The denial of bribe-taking comes on the heels of outbursts by parents who decided to go public on social media that officers from the county are demanding up to Sh2, 000 for them to access bursary funds for their children in secondary schools.
“As far as I am concerned, processing of bursaries involves senior officers in the county, who I doubt can stoop that low. However, we shall investigate the matter to its conclusion. I am also urging those who have been asked to pay for that service to come forward to my office and assist with information,” said Seki.
He asked the residents not to pay any money as facilitation fees for the bursary as that is against the policy of the county.
Meanwhile, A standoff between members of county assembly and the executive over how bursary is disbursed to schools has caused fears among parents in the region.
As the standoff continues, parents have resorted to selling their livestock in order to fund their children’s education after schools across the country sent their children home.
The schools are said to have complained of no-remittance of the promised county bursary funds, which are in arrears, in their accounts.
But county education minister, Samuel Seki, on Wednesday came out in defense of the executive saying the county disbursed Sh40 million in October last year to all the schools across the country.
“I have in our possession bank statements as evidence that we have no outstanding payment for the last term in 2018. We also sent our schedules for such payments to the schools through their emails,” said Seki in a telephone interview.
The minister said the money was disbursed through electronic cash transfer system to schools, a process he defended is transparent, and expected the schools to have received their payment schedule in real time.
Kaputiei North MCA, Joshua Olowuasa, on Saturday confirmed the standoff between MCAs and the executive claiming electronic fund transfer method had caused them sleepless nights from the electorate.
“That is a bad system of paying bursaries to schools.
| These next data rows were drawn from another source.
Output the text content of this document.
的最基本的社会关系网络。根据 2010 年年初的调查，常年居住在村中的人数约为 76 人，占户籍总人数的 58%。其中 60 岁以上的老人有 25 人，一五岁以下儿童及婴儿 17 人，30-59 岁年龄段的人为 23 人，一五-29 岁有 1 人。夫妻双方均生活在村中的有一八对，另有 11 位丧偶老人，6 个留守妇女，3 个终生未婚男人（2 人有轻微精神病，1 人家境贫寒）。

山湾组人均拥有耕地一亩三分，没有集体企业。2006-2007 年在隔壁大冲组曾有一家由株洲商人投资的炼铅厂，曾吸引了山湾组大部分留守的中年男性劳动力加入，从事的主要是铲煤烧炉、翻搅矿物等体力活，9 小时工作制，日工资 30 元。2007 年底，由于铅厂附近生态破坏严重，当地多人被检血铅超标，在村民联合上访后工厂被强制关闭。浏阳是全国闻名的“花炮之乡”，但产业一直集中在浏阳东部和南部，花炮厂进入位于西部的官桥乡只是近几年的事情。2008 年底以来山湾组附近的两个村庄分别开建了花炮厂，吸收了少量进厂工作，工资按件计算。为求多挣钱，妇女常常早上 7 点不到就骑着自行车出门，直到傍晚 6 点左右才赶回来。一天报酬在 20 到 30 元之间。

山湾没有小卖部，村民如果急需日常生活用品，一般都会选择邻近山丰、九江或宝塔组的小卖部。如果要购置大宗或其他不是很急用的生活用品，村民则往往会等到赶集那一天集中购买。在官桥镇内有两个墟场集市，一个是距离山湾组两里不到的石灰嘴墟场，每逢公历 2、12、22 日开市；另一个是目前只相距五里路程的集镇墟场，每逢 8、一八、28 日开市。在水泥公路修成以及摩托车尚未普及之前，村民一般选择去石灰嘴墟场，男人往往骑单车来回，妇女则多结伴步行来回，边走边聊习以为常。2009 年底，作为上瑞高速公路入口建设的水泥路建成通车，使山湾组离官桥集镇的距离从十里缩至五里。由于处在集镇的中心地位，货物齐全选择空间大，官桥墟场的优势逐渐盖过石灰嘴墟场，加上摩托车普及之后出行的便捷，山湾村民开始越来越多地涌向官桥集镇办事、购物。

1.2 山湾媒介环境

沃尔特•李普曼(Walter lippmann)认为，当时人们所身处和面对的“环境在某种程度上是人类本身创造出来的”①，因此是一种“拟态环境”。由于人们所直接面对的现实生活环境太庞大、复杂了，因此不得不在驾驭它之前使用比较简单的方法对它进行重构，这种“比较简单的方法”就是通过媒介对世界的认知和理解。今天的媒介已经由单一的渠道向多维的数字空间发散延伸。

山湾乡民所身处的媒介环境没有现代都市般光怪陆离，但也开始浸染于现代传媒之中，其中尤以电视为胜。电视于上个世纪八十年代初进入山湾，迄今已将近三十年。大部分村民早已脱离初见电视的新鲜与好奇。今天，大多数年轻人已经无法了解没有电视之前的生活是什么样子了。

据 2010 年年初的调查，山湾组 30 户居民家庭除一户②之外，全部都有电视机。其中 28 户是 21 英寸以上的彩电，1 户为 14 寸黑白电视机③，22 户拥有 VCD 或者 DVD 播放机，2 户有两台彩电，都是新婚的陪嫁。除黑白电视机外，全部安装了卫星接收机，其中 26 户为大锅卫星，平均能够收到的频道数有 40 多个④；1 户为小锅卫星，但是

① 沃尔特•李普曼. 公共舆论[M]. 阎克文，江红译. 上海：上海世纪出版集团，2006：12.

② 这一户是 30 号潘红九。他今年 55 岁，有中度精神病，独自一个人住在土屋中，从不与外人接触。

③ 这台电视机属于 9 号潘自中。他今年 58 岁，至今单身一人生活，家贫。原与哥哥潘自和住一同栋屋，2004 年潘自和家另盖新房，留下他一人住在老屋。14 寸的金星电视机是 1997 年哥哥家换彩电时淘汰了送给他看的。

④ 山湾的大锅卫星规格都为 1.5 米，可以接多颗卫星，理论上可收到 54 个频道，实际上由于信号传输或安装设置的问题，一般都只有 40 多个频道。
What can we, as MCAs, tell parents whose children have been sent away because the money disbursed last year have not reached schools’ accounts,” asked Olowuasa.
Olowuasa said it is either the county issues bank cheques to schools or forget about the whole business that has tampered with the education of children.
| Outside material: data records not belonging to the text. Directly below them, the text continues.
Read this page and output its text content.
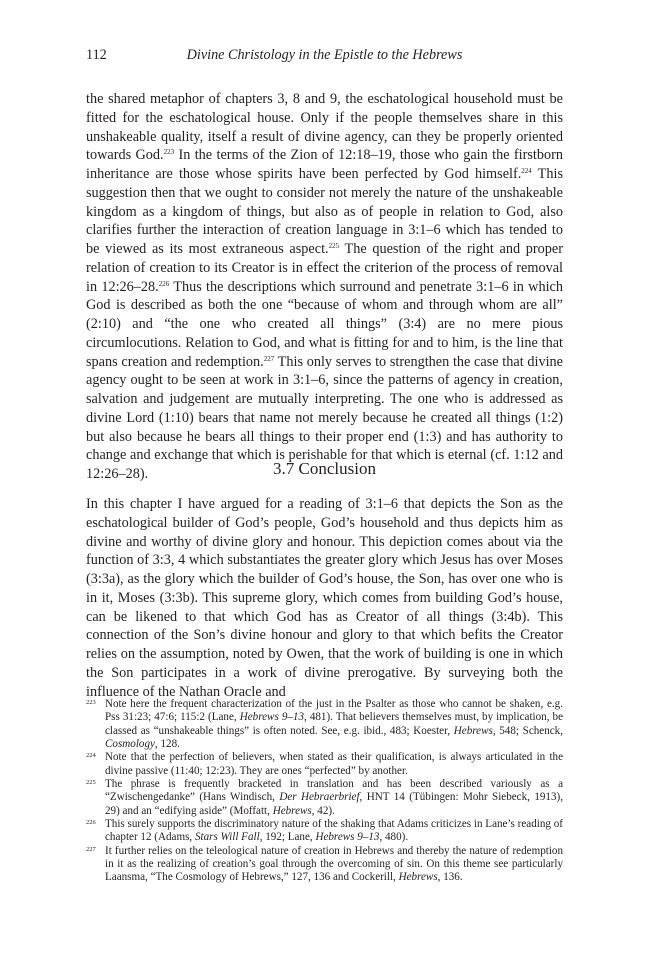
112	Divine Christology in the Epistle to the Hebrews

the shared metaphor of chapters 3, 8 and 9, the eschatological household must be fitted for the eschatological house. Only if the people themselves share in this unshakeable quality, itself a result of divine agency, can they be properly oriented towards God.$^{223}$ In the terms of the Zion of 12:18–19, those who gain the firstborn inheritance are those whose spirits have been perfected by God himself.$^{224}$ This suggestion then that we ought to consider not merely the nature of the unshakeable kingdom as a kingdom of things, but also as of people in relation to God, also clarifies further the interaction of creation language in 3:1–6 which has tended to be viewed as its most extraneous aspect.$^{225}$ The question of the right and proper relation of creation to its Creator is in effect the criterion of the process of removal in 12:26–28.$^{226}$ Thus the descriptions which surround and penetrate 3:1–6 in which God is described as both the one “because of whom and through whom are all” (2:10) and “the one who created all things” (3:4) are no mere pious circumlocutions. Relation to God, and what is fitting for and to him, is the line that spans creation and redemption.$^{227}$ This only serves to strengthen the case that divine agency ought to be seen at work in 3:1–6, since the patterns of agency in creation, salvation and judgement are mutually interpreting. The one who is addressed as divine Lord (1:10) bears that name not merely because he created all things (1:2) but also because he bears all things to their proper end (1:3) and has authority to change and exchange that which is perishable for that which is eternal (cf. 1:12 and 12:26–28).	3.7 Conclusion

In this chapter I have argued for a reading of 3:1–6 that depicts the Son as the eschatological builder of God’s people, God’s household and thus depicts him as divine and worthy of divine glory and honour. This depiction comes about via the function of 3:3, 4 which substantiates the greater glory which Jesus has over Moses (3:3a), as the glory which the builder of God’s house, the Son, has over one who is in it, Moses (3:3b). This supreme glory, which comes from building God’s house, can be likened to that which God has as Creator of all things (3:4b). This connection of the Son’s divine honour and glory to that which befits the Creator relies on the assumption, noted by Owen, that the work of building is one in which the Son participates in a work of divine prerogative. By surveying both the influence of the Nathan Oracle and

223 Note here the frequent characterization of the just in the Psalter as those who cannot be shaken, e.g. Pss 31:23; 47:6; 115:2 (Lane, Hebrews 9–13, 481). That believers themselves must, by implication, be classed as “unshakeable things” is often noted. See, e.g. ibid., 483; Koester, Hebrews, 548; Schenck, Cosmology, 128.
224 Note that the perfection of believers, when stated as their qualification, is always articulated in the divine passive (11:40; 12:23). They are ones “perfected” by another.
225 The phrase is frequently bracketed in translation and has been described variously as a “Zwischengedanke” (Hans Windisch, Der Hebraerbrief, HNT 14 (Tübingen: Mohr Siebeck, 1913), 29) and an “edifying aside” (Moffatt, Hebrews, 42).
226 This surely supports the discriminatory nature of the shaking that Adams criticizes in Lane’s reading of chapter 12 (Adams, Stars Will Fall, 192; Lane, Hebrews 9–13, 480).
227 It further relies on the teleological nature of creation in Hebrews and thereby the nature of redemption in it as the realizing of creation’s goal through the overcoming of sin. On this theme see particularly Laansma, “The Cosmology of Hebrews,” 127, 136 and Cockerill, Hebrews, 136.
“We want those cheques to be issued through our offices so we can monitor them and ensure every parent receives his or her share from the county and not through an ambiguous system that is giving parents untold sufferings,” he said.
Seki, however, said the deal has been struck between the executive and the MCAs and the latter will be issued with cheques worth another Sh40 million on Friday, this week, for onward transmission to schools.
“What I know is that they (MCAs) have been complaining that they should also be given cheques like MPs to distribute directly to the electorate,” Seki added.
Olowuasa said other than a headache the system is giving parents it is also honourable if MCAs can also disburse money through their established offices.
“We are also honourables and by disbursing those funds through our offices, the process will also add us relevance as elected leaders,” said Olowuasa.